Zenos’ father was born in Greece, emigrating to the US as a young boy. As the oldest of 5 children, Zenos, born in 1951 in San Francisco to Greek musician and poet Vasilis Frudakis and Kassiani Alexis was raised in Wheeling, West Virginia and Gary, Indiana where he worked in the steel mills. Surrounded by Greek culture, Zenos was drawn to Greek sculpture.
This piece, in bronze is 20 feet long and 8 feet high and was unveiled at the GSK World Headquarters in 2001.
Zenos himself is based in Philadelphia and explains a little of how he created this sculpture;
I began this work in a very traditional sculptural manner by creating a small model in clay called a macquette. The purpose of beginning in this manner is to capture the large action and major proportions of the figure within the overall design without any details to detract from the big idea.
The macquette is the original mass of clay where a concept is born and from which it grows and develops. This was important later when I enlarged the sculpture from several inches long to 20 feet long.

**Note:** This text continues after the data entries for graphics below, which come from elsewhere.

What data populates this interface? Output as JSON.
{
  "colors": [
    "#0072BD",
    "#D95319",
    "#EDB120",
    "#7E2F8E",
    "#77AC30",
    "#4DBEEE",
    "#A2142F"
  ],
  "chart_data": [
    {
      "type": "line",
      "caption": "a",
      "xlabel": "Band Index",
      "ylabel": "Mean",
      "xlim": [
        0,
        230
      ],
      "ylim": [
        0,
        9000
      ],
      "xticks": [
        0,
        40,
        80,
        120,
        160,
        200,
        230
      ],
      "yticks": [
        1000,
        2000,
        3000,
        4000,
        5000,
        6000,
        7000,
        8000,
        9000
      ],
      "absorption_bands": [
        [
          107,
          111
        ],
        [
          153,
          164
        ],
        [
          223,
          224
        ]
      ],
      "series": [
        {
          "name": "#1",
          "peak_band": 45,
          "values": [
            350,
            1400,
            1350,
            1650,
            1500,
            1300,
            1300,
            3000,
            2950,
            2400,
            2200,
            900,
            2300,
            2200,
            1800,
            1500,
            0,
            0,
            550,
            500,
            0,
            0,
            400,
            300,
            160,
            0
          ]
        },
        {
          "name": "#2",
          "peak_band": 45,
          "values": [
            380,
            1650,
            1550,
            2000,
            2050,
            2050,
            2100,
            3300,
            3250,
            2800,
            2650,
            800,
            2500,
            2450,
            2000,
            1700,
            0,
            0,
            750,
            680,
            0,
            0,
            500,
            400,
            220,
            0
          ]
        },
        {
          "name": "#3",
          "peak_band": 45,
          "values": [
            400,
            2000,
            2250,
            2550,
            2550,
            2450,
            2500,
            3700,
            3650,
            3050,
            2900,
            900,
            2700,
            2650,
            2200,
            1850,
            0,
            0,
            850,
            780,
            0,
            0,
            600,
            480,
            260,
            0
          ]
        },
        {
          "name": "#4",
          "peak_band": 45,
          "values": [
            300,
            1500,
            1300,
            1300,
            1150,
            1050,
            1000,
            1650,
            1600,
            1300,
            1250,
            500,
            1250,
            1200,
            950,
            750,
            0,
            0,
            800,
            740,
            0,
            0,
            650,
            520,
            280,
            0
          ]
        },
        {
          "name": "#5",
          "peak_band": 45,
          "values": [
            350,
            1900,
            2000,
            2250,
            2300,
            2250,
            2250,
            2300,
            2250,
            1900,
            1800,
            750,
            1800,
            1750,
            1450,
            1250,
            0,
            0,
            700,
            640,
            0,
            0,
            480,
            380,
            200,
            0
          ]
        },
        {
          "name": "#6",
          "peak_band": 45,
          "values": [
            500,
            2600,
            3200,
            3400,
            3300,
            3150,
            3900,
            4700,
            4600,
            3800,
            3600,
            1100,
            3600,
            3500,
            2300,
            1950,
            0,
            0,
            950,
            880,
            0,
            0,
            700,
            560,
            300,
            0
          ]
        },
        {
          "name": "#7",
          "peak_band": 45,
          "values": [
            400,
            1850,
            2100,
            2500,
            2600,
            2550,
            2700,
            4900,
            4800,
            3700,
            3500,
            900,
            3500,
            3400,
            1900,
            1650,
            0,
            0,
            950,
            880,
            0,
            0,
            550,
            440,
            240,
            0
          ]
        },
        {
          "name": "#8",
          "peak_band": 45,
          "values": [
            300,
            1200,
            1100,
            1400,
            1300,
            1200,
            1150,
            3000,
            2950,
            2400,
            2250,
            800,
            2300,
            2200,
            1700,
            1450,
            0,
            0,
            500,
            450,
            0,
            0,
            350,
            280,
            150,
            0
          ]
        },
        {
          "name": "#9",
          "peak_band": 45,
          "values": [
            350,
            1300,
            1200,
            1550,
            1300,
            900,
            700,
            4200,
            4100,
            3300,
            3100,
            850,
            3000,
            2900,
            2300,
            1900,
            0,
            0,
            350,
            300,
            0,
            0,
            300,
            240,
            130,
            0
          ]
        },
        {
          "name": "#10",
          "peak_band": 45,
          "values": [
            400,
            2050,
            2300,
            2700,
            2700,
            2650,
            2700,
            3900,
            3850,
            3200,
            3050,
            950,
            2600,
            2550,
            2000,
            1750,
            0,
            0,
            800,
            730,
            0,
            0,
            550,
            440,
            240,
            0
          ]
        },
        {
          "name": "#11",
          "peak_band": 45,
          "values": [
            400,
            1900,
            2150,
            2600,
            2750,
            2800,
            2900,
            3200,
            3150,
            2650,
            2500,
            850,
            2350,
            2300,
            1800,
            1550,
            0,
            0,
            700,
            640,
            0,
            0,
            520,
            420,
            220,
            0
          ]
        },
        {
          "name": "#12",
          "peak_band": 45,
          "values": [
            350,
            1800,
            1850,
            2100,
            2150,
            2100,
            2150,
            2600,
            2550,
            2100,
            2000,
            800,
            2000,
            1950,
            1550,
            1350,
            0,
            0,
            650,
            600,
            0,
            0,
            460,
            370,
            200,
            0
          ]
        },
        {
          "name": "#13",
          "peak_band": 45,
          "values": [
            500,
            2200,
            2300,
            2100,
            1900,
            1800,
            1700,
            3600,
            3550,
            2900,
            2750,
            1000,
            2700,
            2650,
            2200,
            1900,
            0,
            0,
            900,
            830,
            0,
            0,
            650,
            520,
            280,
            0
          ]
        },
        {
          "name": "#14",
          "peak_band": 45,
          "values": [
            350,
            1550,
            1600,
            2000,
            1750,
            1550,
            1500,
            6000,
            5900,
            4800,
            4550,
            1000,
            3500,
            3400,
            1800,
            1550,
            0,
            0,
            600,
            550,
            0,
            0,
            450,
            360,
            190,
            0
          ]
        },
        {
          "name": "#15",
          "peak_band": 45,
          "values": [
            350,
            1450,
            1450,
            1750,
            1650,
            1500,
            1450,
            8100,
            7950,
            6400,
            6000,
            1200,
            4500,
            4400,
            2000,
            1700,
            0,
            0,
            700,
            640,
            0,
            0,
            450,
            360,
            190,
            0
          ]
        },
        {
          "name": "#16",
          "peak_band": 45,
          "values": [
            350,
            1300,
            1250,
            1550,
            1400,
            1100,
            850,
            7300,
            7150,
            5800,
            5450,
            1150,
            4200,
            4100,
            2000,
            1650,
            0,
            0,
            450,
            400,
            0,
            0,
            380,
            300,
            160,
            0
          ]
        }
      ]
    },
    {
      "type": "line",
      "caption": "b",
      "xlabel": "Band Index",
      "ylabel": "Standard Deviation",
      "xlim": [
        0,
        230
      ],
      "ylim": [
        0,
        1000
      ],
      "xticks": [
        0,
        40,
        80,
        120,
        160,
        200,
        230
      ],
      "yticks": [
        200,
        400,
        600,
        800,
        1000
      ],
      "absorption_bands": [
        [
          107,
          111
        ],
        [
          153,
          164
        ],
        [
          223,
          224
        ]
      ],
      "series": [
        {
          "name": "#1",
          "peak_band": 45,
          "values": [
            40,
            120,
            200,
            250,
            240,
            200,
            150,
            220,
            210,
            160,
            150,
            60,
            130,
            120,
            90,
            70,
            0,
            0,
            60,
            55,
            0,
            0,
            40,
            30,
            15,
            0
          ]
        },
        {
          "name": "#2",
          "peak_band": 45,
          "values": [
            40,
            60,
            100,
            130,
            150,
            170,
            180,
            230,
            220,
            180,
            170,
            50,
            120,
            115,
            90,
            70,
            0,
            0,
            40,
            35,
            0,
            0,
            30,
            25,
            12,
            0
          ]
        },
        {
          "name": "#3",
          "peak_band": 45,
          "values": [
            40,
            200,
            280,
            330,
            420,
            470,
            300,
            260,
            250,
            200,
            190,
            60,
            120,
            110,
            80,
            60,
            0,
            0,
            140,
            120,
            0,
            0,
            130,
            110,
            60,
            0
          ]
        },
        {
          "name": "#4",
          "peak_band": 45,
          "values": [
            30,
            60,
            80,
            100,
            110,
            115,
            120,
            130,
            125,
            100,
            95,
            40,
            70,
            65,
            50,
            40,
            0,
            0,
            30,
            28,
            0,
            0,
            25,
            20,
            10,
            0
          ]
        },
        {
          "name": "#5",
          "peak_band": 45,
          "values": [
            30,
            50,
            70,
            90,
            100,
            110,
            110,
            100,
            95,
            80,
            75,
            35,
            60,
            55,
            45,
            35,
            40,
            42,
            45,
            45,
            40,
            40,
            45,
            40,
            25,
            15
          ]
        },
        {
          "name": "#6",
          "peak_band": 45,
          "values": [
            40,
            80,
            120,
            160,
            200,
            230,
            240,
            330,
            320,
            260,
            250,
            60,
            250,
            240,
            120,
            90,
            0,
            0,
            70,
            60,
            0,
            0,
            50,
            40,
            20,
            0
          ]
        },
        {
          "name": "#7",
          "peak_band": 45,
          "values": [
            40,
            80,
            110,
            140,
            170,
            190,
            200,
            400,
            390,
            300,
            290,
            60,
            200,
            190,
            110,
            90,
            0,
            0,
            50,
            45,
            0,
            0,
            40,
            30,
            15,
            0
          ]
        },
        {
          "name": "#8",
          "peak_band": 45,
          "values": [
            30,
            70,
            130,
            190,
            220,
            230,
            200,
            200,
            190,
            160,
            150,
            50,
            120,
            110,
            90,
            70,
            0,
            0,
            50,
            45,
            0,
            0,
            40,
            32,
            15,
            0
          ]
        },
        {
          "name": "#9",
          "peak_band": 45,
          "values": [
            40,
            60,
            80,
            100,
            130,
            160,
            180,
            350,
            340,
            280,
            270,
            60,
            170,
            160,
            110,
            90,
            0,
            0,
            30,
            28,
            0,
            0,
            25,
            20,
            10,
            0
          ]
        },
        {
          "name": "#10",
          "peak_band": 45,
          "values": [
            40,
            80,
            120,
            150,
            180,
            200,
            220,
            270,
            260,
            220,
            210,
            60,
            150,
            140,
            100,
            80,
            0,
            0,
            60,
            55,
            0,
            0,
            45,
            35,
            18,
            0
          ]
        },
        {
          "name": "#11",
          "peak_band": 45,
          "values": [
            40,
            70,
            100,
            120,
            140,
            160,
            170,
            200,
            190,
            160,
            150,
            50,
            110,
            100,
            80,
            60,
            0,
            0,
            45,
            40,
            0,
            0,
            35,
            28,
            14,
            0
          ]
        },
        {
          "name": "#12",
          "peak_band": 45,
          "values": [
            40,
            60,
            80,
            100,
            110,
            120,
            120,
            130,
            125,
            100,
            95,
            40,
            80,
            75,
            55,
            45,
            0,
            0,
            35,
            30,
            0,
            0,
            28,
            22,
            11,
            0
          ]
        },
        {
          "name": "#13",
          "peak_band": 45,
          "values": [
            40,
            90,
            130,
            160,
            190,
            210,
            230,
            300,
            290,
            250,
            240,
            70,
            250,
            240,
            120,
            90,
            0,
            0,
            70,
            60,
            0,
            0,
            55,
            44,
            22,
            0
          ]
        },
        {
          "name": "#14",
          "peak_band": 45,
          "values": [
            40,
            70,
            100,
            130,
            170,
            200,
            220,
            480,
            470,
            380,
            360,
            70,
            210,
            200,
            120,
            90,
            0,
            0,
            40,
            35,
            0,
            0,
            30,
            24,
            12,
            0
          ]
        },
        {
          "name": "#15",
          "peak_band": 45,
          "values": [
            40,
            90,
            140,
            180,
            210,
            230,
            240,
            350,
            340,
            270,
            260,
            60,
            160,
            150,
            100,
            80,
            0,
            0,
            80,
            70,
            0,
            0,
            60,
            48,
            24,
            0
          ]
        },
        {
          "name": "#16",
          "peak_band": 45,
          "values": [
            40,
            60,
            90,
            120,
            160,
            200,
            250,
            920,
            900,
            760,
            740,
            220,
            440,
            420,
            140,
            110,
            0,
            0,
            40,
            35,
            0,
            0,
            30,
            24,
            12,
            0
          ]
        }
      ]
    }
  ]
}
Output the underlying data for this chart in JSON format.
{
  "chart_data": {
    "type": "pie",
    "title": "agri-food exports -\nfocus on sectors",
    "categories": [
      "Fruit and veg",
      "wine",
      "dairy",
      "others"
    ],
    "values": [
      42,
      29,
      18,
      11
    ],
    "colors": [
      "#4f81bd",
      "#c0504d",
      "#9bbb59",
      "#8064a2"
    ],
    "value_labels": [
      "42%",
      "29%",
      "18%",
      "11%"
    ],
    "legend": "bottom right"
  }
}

Although there are four figures represented, the work is really one figure moving from left to right. The composition develops from left to right beginning with a kind of mummy/death like captive figure locked into its background. In the second frame, the figure, reminiscent of Michaelangelo’s Rebellious Slave, begins to stir and struggle to escape. The figure in the third frame has torn himself from the wall that held him captive and is stepping out, reaching for freedom. In the fourth frame, the figure is entirely free, victorious, arms outstretched, completely away from the wall and from the grave space he left behind. He evokes an escape from his own mortality.
I have hidden many things in the background for people who see the sculpture more than once to discover, such as a cast of coins – a nickel and two pennies, another nickel and two pennies, and two quarters and a penny. These represent not only the relationship between money and art, but the numerals 7-7-51, my birth date.